Evans left his employer and continued to work with his clients and in particular, client sourced before his emplyment.
Restrictive Covenant … The majority judgment in Globex emphasized the requirement that a restrictive covenant be unambiguous when considering its reasonableness. The majority stated, at paras 19-20:
If it is impossible to predict when you are breaching a restrictive covenant, it is in essence unreasonable.
Second, the clause is ambiguous in another way. Read literally, all it prohibited was soliciting customers “for” any client of the appellant. There is no suggestion that the respondents’ new employer was a client of the appellant. It seems unlikely this is what the clause was meant to prohibit. But the example demonstrates the difficulty in ascertaining the reach of the clause.
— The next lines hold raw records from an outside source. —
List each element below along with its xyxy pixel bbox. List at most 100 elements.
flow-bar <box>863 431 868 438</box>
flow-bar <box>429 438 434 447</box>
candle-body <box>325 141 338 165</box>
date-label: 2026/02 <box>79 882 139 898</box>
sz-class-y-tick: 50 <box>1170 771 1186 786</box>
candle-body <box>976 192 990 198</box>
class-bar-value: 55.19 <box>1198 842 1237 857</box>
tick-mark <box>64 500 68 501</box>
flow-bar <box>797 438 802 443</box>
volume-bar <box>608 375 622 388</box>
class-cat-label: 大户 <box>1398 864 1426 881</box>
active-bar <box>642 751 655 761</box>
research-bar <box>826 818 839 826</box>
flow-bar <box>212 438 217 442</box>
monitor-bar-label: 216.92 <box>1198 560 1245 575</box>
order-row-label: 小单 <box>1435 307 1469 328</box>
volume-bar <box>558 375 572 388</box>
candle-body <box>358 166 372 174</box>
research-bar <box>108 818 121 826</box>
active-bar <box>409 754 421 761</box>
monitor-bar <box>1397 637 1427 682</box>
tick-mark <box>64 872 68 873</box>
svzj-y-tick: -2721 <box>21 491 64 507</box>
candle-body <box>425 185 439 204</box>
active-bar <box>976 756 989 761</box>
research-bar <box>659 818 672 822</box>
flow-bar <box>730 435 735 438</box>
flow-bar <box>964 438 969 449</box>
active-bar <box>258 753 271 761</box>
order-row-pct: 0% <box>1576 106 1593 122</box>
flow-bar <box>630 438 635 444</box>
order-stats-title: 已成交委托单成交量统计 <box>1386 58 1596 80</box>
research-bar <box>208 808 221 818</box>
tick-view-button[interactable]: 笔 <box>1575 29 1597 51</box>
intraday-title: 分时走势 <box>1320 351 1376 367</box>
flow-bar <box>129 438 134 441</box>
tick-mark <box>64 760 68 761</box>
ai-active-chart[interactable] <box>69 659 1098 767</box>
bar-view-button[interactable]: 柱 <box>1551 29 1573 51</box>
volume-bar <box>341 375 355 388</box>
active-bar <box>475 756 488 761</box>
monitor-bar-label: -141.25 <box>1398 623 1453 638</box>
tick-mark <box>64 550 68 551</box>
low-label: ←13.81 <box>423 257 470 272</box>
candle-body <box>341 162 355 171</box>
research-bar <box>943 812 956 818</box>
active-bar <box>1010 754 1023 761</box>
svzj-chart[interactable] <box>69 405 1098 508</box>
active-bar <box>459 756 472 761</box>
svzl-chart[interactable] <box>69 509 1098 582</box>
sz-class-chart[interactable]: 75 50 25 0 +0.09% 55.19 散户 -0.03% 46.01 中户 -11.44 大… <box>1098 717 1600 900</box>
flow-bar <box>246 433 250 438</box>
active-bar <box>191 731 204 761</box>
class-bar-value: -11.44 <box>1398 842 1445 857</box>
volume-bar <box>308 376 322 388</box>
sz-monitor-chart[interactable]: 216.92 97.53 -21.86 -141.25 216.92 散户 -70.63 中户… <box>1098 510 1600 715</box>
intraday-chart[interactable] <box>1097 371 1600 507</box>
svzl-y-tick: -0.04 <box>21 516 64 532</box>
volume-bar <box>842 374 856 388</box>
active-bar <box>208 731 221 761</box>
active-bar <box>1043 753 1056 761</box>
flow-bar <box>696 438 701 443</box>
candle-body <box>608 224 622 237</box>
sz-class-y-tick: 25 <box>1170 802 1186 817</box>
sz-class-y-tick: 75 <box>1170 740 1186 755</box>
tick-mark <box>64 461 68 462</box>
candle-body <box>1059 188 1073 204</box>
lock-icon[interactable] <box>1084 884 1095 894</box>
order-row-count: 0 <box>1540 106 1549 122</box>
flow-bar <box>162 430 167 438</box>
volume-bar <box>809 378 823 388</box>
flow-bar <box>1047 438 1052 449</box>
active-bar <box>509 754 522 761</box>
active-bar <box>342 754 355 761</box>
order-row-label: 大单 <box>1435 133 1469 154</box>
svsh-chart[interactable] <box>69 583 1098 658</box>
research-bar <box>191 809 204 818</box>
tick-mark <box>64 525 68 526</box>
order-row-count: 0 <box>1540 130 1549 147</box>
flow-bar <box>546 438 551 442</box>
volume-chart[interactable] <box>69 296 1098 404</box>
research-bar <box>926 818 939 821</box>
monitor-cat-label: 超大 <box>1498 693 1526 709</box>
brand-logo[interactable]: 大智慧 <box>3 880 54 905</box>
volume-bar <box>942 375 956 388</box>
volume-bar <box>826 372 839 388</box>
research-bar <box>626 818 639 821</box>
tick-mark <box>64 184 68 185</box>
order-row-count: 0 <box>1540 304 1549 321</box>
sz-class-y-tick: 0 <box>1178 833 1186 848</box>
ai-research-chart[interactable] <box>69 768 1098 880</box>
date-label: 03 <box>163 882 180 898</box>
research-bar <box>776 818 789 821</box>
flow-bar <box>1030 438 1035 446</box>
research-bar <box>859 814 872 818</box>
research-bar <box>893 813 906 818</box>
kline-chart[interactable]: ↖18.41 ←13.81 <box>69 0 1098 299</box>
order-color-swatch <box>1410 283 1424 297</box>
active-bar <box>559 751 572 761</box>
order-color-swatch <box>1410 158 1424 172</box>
 In this case, the non-solicitation clause in 7(c) is directed at “any client of the Company which has been a client of the Company or any other company to whom Evans provided any services related to the Company’s business”. It seems likely that this provision is aimed at prohibiting solicitation of other people previously given services by Evans while they were clients of this or a related company. However, the clause can also be read as prohibiting solicitation of past clients of TSC. It is difficult to understand why it would be reasonable to restrain Evans from soliciting past clients which have already left the company.
 In short, we are not satisfied that the restrictive covenant in clause 7(c) is plain or readily interpretable. Rather, its meaning is ambiguous and its reach undeterminable. As observed by the Supreme Court in Shafron v KRG Insurance Brokers (Western) Inc, 2009 SCC 6 (CanLII), 2009 SCC 6,  1 SCR 157, “a restrictive covenant is prima facie unenforceable unless it is shown to be reasonable. However, if the covenant is ambiguous, in the sense that what is prohibited is not clear as to activity, time, or geography, it is not possible to demonstrate that it is reasonable” (para 43).
 While the trial judge did not frame it this way, the situation is akin to the appropriation of a corporate opportunity; namely, players entrusted to Evans to develop on behalf of TSC were diverted to his own benefit. We are satisfied, therefore, that the trial judge did not err in finding Evans a fiduciary in the circumstances of this case.
 Evans submits that even if he had fiduciary obligations, they were relieved when he was “wrongfully dismissed” on April 12, 2006. He cites ADM Measurements Ltd v Bullet Electric Ltd, 2012 ABQB 150 (CanLII), 2012 ABQB 150, 9 Alta LR (5th) 278, wherein the court concluded that, even if an employee is a fiduciary, any fiduciary obligation would end when the employee “was constructively dismissed without cause”(para 117).
 In our view, Evans’situation is much different than that of the employee in ADM, nor do we subscribe to the view that a termination of employment will automatically relieve a former employee of ongoing fiduciary obligations. here, it was only after Evans gave notice that he would be departing on April 17 that TSC required that he immediately leave his office and asserted that it had no further need for his services. While we do not condone the failure of TSC to make payment for the five-day balance of the term, it is doubtful that the breach to make payment constituted a “wrongful dismissal” and, in any event, involved no repudiation of the employment contract. In these circumstances, TSC’s relatively minor breach of contract is irrelevant to Evans’ongoing fiduciary obligations, and does not serve to relieve him of them.